Quand on proposa à Isaac Asimov d'écrire une nouvelle histoire à base de voyage dans le corps humain, il n'accepta qu'à condition qu'il n'y ait pas de scénario écrit au préalable, confiant lui-même ne pas considérer la novélisation du film Le Voyage Fantastique comme un de ses romans. Et s’il reprend bien le thème principal de le miniaturisation et d'exploration du corps humain à bord d'un vaisseau occupé par des scientifiques, tout le reste est issu de sa fertile imagination.
Écrit en 1987, Destination Cerveau propose une trame se déroulant dans le futur, un 21ème siècle dans lequel la Guerre Froide est terminé, mais les tensions entre la Russie et les States toujours bien présentes. Morrison, un scientifique américain ayant aussi bien foiré sa vie que sa carrière via ses théorie farfelues se voit contraint de taffer avec les russes dans un projet top secret car ceux-ci estiment que ses idées pourrait bien révolutionner la science.
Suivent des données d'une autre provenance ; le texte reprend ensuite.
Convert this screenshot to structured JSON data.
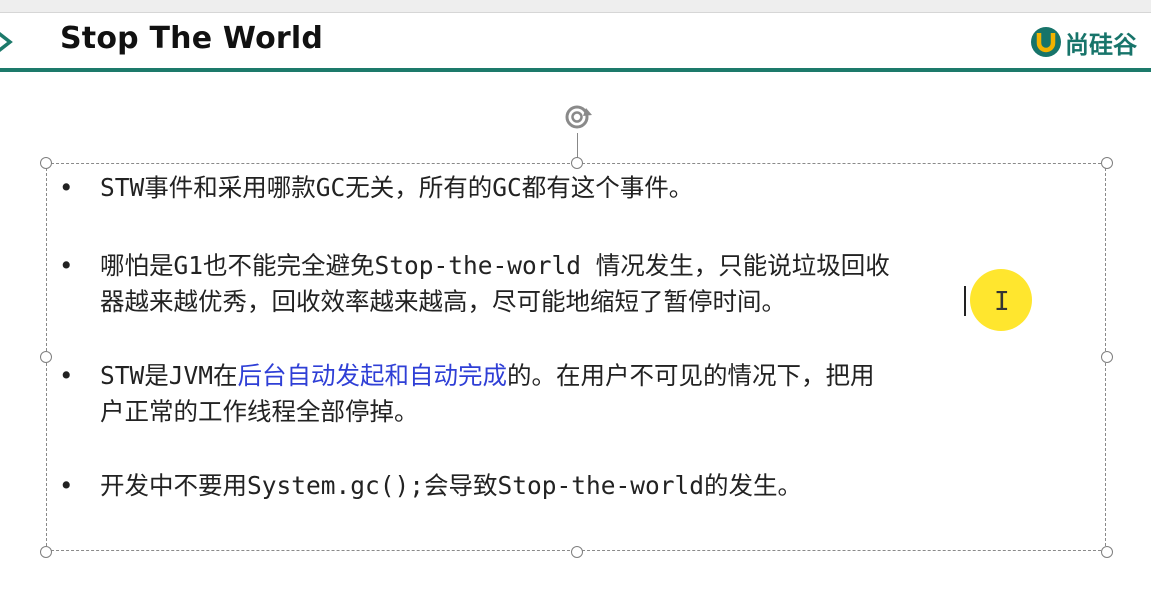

L’écrivain va prendre le temps d'introduire le personnage principal dans tout ce micmac auquel il se retrouve embrigadé, ne se pressant pas pour poser les enjeux et présenter les protagonistes principaux, et surtout de faire une base scénaristique solide. Asimov nous gratifie de tout ses connaissances scientifiques pour rendre l'ensemble réaliste au possible, dans les limites qu'imposent le genre science-fiction du livre, ne franchissant la frontière entre le réel et l'imaginaire qu'après avoir expliqué en détail en quoi cette dernière n'est pas si improbable.
La partie voyage intérieur bombarde le lecteur de données traitant aussi bien de biologie humaine que de biochimie, de physique quantique que de mathématiques. Cela paraitra surement lourd pour les allergiques aux matières susnommées, mais pour peu qu'on fait l'effort de suivre et qu'on fasse confiance à l'auteur très à l'aise dans le domaine, on dévore les passages descriptifs sans trop de soucis. Et Isaac n'en oubli pas l'histoire et les persos, alternant avec facilité théories scientifiques et dialogues plus légers, faisant avancer sa trame en introduisant à bonne dose de nouvelles révélations et des changements de cap inattendus.
On aura même une fin développée, avec ses derniers revirements de situations, le roman lorgnant bien plus ostensiblement dans le domaine de l'espionnage que ce que la première partie proposait déjà. Autant dire qu'il y a un gouffre entre la novélisation du film et cette histoire né de l'auteur et uniquement de lui-même. C’est du Asimov pur jus, bien mené et avec zéro temps mort, où le moindre détail 100 pages plutôt a son importance pour la suite. Et l’évolution final du héros est d'autant plus étonnante que sa première apparition ne lui donne guère de crédit. Un joli pied de nez à tout ceux qu'il a croisé et qui ont bien abusé de sa faiblesse évidente.